Russia abandoned plans to merge natural gas giant Gazprom with the state-owned Rosneft oil company on Tuesday, forcing it to come up with another means to take control of the world's largest gas producer.
The merger had been officially announced in September as the way for the state to receive a majority stake in Gazprom.
That would serve as the hotly awaited trigger for the company's remaining shares to be fully available to foreign investors — providing a much-needed boost to investment confidence battered by the politically charged dismantling of Russia's onetime top oil producer Yukos.
Gazprom said the government would acquire the 10.7 percent block required to lift its stake above 50 percent by paying cash for the shares. Analysts have said the stake could cost about $6 billion, according to Dow Jones Newswires.
The Economic Development Ministry clarified that the government would raise the money on the international capital markets, and settle these debts subsequently by selling off some of its 100-percent stake in Rosneft in an initial public offering.
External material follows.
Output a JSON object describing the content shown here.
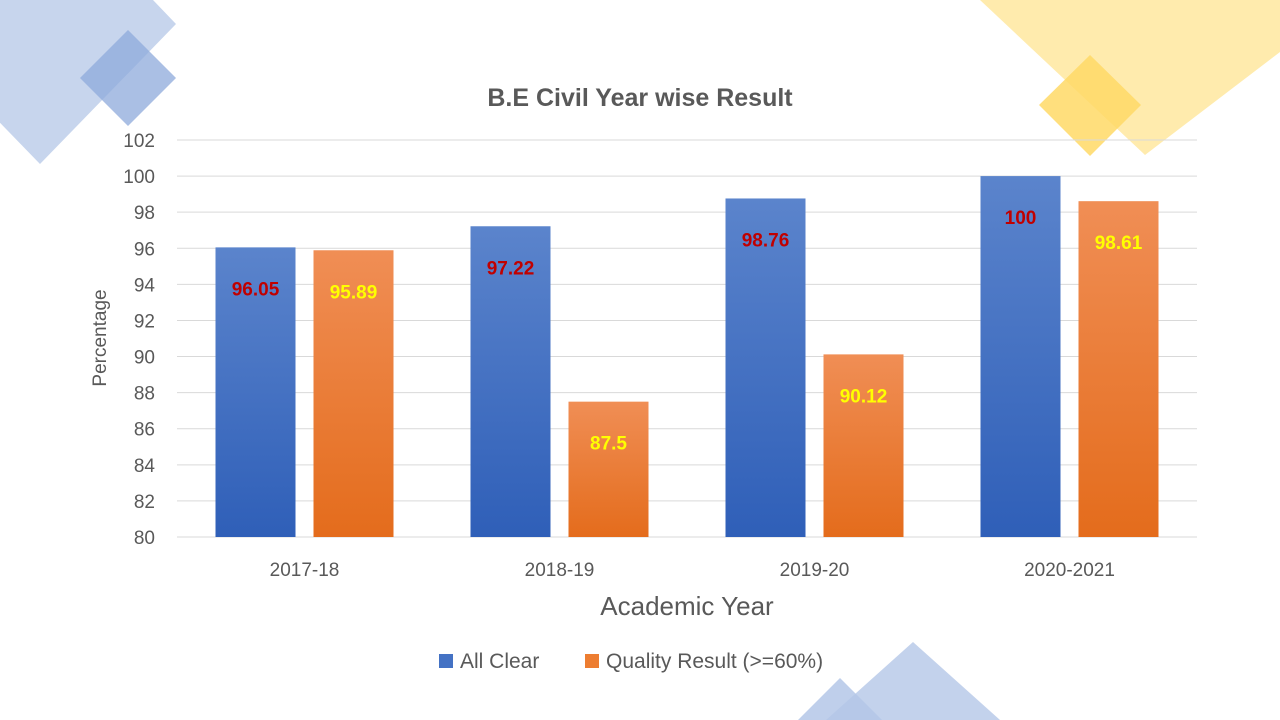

"In this way, the state will become the direct owner of a controlling stake in Gazprom and a controlling stake in Rosneft," the ministry said.
The removal of restrictions on owning Gazprom shares would be finalized in September, Interfax reported, citing Gazprom board member Boris Fyodorov. A source in the company said this timeframe "could be trusted."
Gazprom shares closed higher on Moscow's RTS exchange.
The merger plans were thrown off course by Rosneft's acquisition last year of Yuganskneftegaz, the main production unit of Yukos that was auctioned off by the state to meet part of Yukos' multibillion-dollar back taxes bill.
Observers suggested that Rosneft management thereafter did not want to continue the merger because it would lose control of the massive cash flow from Yuganskneftegaz, which produces a million barrels a day — the same as OPEC member Indonesia.
Analysts had suggested that a cash deal — which had been rumored but not confirmed previously — would be welcome as a simpler way for the state to take a control of Gazprom.
Yuganskneftegaz was purchased at the auction by a shadowy shell company, which was acquired by Rosneft a few days later.
Chris Weafer, chief strategist at Moscow's Alfa Bank, said he expected foreign funds to pour some $6 billion into Gazprom as a result of its weighting changing in emerging market benchmark ratings from the share liberalization.
The hope in the Kremlin was that "the announcement would balance the damage done by the Yukos affair," he said.